How does the ratio of tungsten carbide (WC) to cobalt (Co) in cemented carbide button bits affect their performance?

The ratio of tungsten carbide (WC) and cobalt (Co) in cemented carbide button bits has the following impacts on their performance:

Hardness: Tungsten carbide is a hard phase with extremely high hardness. An increase in the cobalt content will lead to a decrease in the hardness of the alloy. For example, when the cobalt content in industrial WC-Co alloys increases from 2% to 25%, the hardness of the alloy in HRA decreases from 93 to around 86. Approximately, for every 3% increase in cobalt, the hardness of the alloy decreases by 1 degree.

Toughness: Cobalt, as a binder, can closely connect tungsten carbide particles together, providing good toughness. As the cobalt content increases, the toughness of the alloy will be enhanced, and the impact resistance will be improved. Most of the cemented carbide alloys used in mines are coarse-grained alloys with a relatively high cobalt content, in order to obtain better impact toughness to adapt to harsh working environments.

Flexural Strength: Generally speaking, within a certain range, the flexural strength of the alloy increases with the increase of the cobalt content. However, when the cobalt content exceeds 25%, the flexural strength instead decreases with the increase of the cobalt content. For industrially produced WC-Co alloys, within the cobalt content range of 0-25%, the flexural strength usually increases with the increase of the cobalt content.

Compressive Strength: The compressive strength of WC-Co alloys decreases with the increase of the cobalt content in the alloy, and increases with the refinement of the tungsten carbide phase grains in the alloy. Therefore, fine-grained alloys with a low cobalt content have a higher compressive strength.

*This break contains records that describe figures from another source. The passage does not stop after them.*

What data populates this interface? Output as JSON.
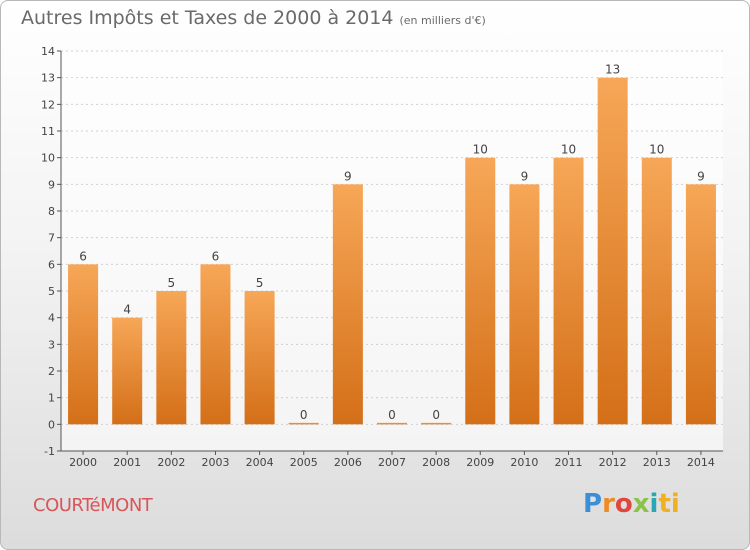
{
  "header": {
    "title": "Autres Impôts et Taxes de 2000 à 2014",
    "unit": "(en milliers d'€)"
  },
  "footer": {
    "town": "COURTéMONT",
    "logo_letters": [
      "P",
      "r",
      "o",
      "x",
      "i",
      "ti"
    ]
  },
  "colors": {
    "bar_top": "#f6a757",
    "bar_bottom": "#d46f18",
    "grid": "#d0d0d0",
    "axis": "#555555",
    "text": "#444444"
  },
  "chart_data": {
    "type": "bar",
    "title": "Autres Impôts et Taxes de 2000 à 2014",
    "subtitle": "(en milliers d'€)",
    "categories": [
      "2000",
      "2001",
      "2002",
      "2003",
      "2004",
      "2005",
      "2006",
      "2007",
      "2008",
      "2009",
      "2010",
      "2011",
      "2012",
      "2013",
      "2014"
    ],
    "values": [
      6,
      4,
      5,
      6,
      5,
      0,
      9,
      0,
      0,
      10,
      9,
      10,
      13,
      10,
      9
    ],
    "labels": [
      "6",
      "4",
      "5",
      "6",
      "5",
      "0",
      "9",
      "0",
      "0",
      "10",
      "9",
      "10",
      "13",
      "10",
      "9"
    ],
    "yticks": [
      "-1",
      "0",
      "1",
      "2",
      "3",
      "4",
      "5",
      "6",
      "7",
      "8",
      "9",
      "10",
      "11",
      "12",
      "13",
      "14"
    ],
    "ylim": [
      -1,
      14
    ],
    "xlabel": "",
    "ylabel": "",
    "grid": true
  }
}
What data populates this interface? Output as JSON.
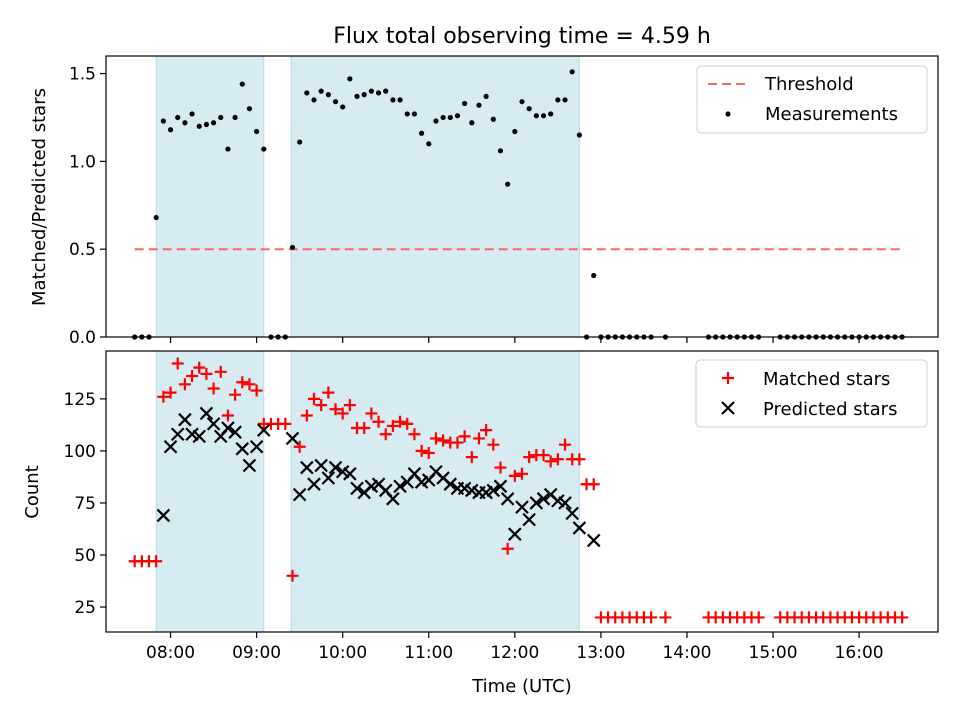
{
  "figure": {
    "title": "Flux total observing time = 4.59 h"
  },
  "chart_data": [
    {
      "type": "scatter",
      "panel": "top",
      "ylabel": "Matched/Predicted stars",
      "ylim": [
        0,
        1.6
      ],
      "yticks": [
        0.0,
        0.5,
        1.0,
        1.5
      ],
      "ytick_labels": [
        "0.0",
        "0.5",
        "1.0",
        "1.5"
      ],
      "grid": false,
      "legend_position": "top-right",
      "shaded_intervals": [
        {
          "start": "07:50",
          "end": "09:05"
        },
        {
          "start": "09:24",
          "end": "12:45"
        }
      ],
      "shade_color": "#add8e6",
      "threshold": {
        "name": "Threshold",
        "value": 0.5,
        "x_start": "07:35",
        "x_end": "16:30",
        "color": "#ff6666",
        "style": "dashed"
      },
      "series": [
        {
          "name": "Measurements",
          "color": "#000000",
          "marker": "dot",
          "x": [
            "07:35",
            "07:40",
            "07:45",
            "07:50",
            "07:55",
            "08:00",
            "08:05",
            "08:10",
            "08:15",
            "08:20",
            "08:25",
            "08:30",
            "08:35",
            "08:40",
            "08:45",
            "08:50",
            "08:55",
            "09:00",
            "09:05",
            "09:10",
            "09:15",
            "09:20",
            "09:25",
            "09:30",
            "09:35",
            "09:40",
            "09:45",
            "09:50",
            "09:55",
            "10:00",
            "10:05",
            "10:10",
            "10:15",
            "10:20",
            "10:25",
            "10:30",
            "10:35",
            "10:40",
            "10:45",
            "10:50",
            "10:55",
            "11:00",
            "11:05",
            "11:10",
            "11:15",
            "11:20",
            "11:25",
            "11:30",
            "11:35",
            "11:40",
            "11:45",
            "11:50",
            "11:55",
            "12:00",
            "12:05",
            "12:10",
            "12:15",
            "12:20",
            "12:25",
            "12:30",
            "12:35",
            "12:40",
            "12:45",
            "12:50",
            "12:55",
            "13:00",
            "13:05",
            "13:10",
            "13:15",
            "13:20",
            "13:25",
            "13:30",
            "13:35",
            "13:45",
            "14:15",
            "14:20",
            "14:25",
            "14:30",
            "14:35",
            "14:40",
            "14:45",
            "14:50",
            "15:05",
            "15:10",
            "15:15",
            "15:20",
            "15:25",
            "15:30",
            "15:35",
            "15:40",
            "15:45",
            "15:50",
            "15:55",
            "16:00",
            "16:05",
            "16:10",
            "16:15",
            "16:20",
            "16:25",
            "16:30"
          ],
          "y": [
            0,
            0,
            0,
            0.68,
            1.23,
            1.18,
            1.25,
            1.22,
            1.27,
            1.2,
            1.21,
            1.22,
            1.25,
            1.07,
            1.25,
            1.44,
            1.3,
            1.17,
            1.07,
            0,
            0,
            0,
            0.51,
            1.11,
            1.39,
            1.35,
            1.4,
            1.38,
            1.34,
            1.31,
            1.47,
            1.37,
            1.38,
            1.4,
            1.39,
            1.4,
            1.35,
            1.35,
            1.27,
            1.27,
            1.16,
            1.1,
            1.23,
            1.25,
            1.25,
            1.26,
            1.33,
            1.22,
            1.32,
            1.37,
            1.24,
            1.06,
            0.87,
            1.17,
            1.34,
            1.3,
            1.26,
            1.26,
            1.27,
            1.35,
            1.35,
            1.51,
            1.15,
            0,
            0.35,
            0,
            0,
            0,
            0,
            0,
            0,
            0,
            0,
            0,
            0,
            0,
            0,
            0,
            0,
            0,
            0,
            0,
            0,
            0,
            0,
            0,
            0,
            0,
            0,
            0,
            0,
            0,
            0,
            0,
            0,
            0,
            0,
            0,
            0,
            0
          ]
        }
      ]
    },
    {
      "type": "scatter",
      "panel": "bottom",
      "xlabel": "Time (UTC)",
      "ylabel": "Count",
      "ylim": [
        13,
        148
      ],
      "yticks": [
        25,
        50,
        75,
        100,
        125
      ],
      "ytick_labels": [
        "25",
        "50",
        "75",
        "100",
        "125"
      ],
      "xlim": [
        "07:15",
        "16:55"
      ],
      "xticks": [
        "08:00",
        "09:00",
        "10:00",
        "11:00",
        "12:00",
        "13:00",
        "14:00",
        "15:00",
        "16:00"
      ],
      "grid": false,
      "legend_position": "top-right",
      "shaded_intervals": [
        {
          "start": "07:50",
          "end": "09:05"
        },
        {
          "start": "09:24",
          "end": "12:45"
        }
      ],
      "shade_color": "#add8e6",
      "series": [
        {
          "name": "Matched stars",
          "color": "#ff0000",
          "marker": "plus",
          "x": [
            "07:35",
            "07:40",
            "07:45",
            "07:50",
            "07:55",
            "08:00",
            "08:05",
            "08:10",
            "08:15",
            "08:20",
            "08:25",
            "08:30",
            "08:35",
            "08:40",
            "08:45",
            "08:50",
            "08:55",
            "09:00",
            "09:05",
            "09:10",
            "09:15",
            "09:20",
            "09:25",
            "09:30",
            "09:35",
            "09:40",
            "09:45",
            "09:50",
            "09:55",
            "10:00",
            "10:05",
            "10:10",
            "10:15",
            "10:20",
            "10:25",
            "10:30",
            "10:35",
            "10:40",
            "10:45",
            "10:50",
            "10:55",
            "11:00",
            "11:05",
            "11:10",
            "11:15",
            "11:20",
            "11:25",
            "11:30",
            "11:35",
            "11:40",
            "11:45",
            "11:50",
            "11:55",
            "12:00",
            "12:05",
            "12:10",
            "12:15",
            "12:20",
            "12:25",
            "12:30",
            "12:35",
            "12:40",
            "12:45",
            "12:50",
            "12:55",
            "13:00",
            "13:05",
            "13:10",
            "13:15",
            "13:20",
            "13:25",
            "13:30",
            "13:35",
            "13:45",
            "14:15",
            "14:20",
            "14:25",
            "14:30",
            "14:35",
            "14:40",
            "14:45",
            "14:50",
            "15:05",
            "15:10",
            "15:15",
            "15:20",
            "15:25",
            "15:30",
            "15:35",
            "15:40",
            "15:45",
            "15:50",
            "15:55",
            "16:00",
            "16:05",
            "16:10",
            "16:15",
            "16:20",
            "16:25",
            "16:30"
          ],
          "y": [
            47,
            47,
            47,
            47,
            126,
            128,
            142,
            132,
            136,
            140,
            137,
            130,
            138,
            117,
            127,
            133,
            132,
            129,
            113,
            113,
            113,
            113,
            40,
            102,
            117,
            125,
            122,
            128,
            120,
            118,
            122,
            111,
            111,
            118,
            114,
            108,
            112,
            114,
            113,
            108,
            100,
            99,
            106,
            105,
            104,
            104,
            107,
            97,
            106,
            110,
            103,
            92,
            53,
            88,
            89,
            97,
            98,
            98,
            95,
            96,
            103,
            96,
            96,
            84,
            84,
            20,
            20,
            20,
            20,
            20,
            20,
            20,
            20,
            20,
            20,
            20,
            20,
            20,
            20,
            20,
            20,
            20,
            20,
            20,
            20,
            20,
            20,
            20,
            20,
            20,
            20,
            20,
            20,
            20,
            20,
            20,
            20,
            20,
            20,
            20
          ]
        },
        {
          "name": "Predicted stars",
          "color": "#000000",
          "marker": "x",
          "x": [
            "07:55",
            "08:00",
            "08:05",
            "08:10",
            "08:15",
            "08:20",
            "08:25",
            "08:30",
            "08:35",
            "08:40",
            "08:45",
            "08:50",
            "08:55",
            "09:00",
            "09:05",
            "09:25",
            "09:30",
            "09:35",
            "09:40",
            "09:45",
            "09:50",
            "09:55",
            "10:00",
            "10:05",
            "10:10",
            "10:15",
            "10:20",
            "10:25",
            "10:30",
            "10:35",
            "10:40",
            "10:45",
            "10:50",
            "10:55",
            "11:00",
            "11:05",
            "11:10",
            "11:15",
            "11:20",
            "11:25",
            "11:30",
            "11:35",
            "11:40",
            "11:45",
            "11:50",
            "11:55",
            "12:00",
            "12:05",
            "12:10",
            "12:15",
            "12:20",
            "12:25",
            "12:30",
            "12:35",
            "12:40",
            "12:45",
            "12:55"
          ],
          "y": [
            69,
            102,
            108,
            115,
            108,
            107,
            118,
            113,
            107,
            111,
            109,
            101,
            93,
            102,
            110,
            106,
            79,
            92,
            84,
            93,
            87,
            92,
            90,
            89,
            82,
            80,
            83,
            84,
            81,
            77,
            83,
            85,
            89,
            85,
            86,
            90,
            87,
            84,
            82,
            82,
            81,
            80,
            80,
            81,
            83,
            77,
            60,
            73,
            67,
            75,
            77,
            79,
            76,
            75,
            70,
            63,
            57
          ]
        }
      ]
    }
  ]
}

Wear Resistance: A high content of tungsten carbide results in good wear resistance of the alloy. Since tungsten carbide itself has extremely high hardness and wear resistance, it is a key factor for the wear resistance of cemented carbide button bits. If the cobalt content is too high, the relative content of tungsten carbide in the alloy will decrease. During the wear process, the softer cobalt phase is more likely to be worn away, thus reducing the overall wear resistance.

Elastic Modulus: Due to the high elastic modulus value of tungsten carbide, WC-Co alloys also have a high elastic modulus. The elastic modulus decreases with the increase of the cobalt content in the alloy.

Thermal Conductivity and Coefficient of Thermal Expansion: WC-Co alloys have a relatively high thermal conductivity, and the thermal conductivity is generally only related to the cobalt content in the alloy, increasing with the decrease of the cobalt content; the linear coefficient of thermal expansion increases with the increase of the cobalt content.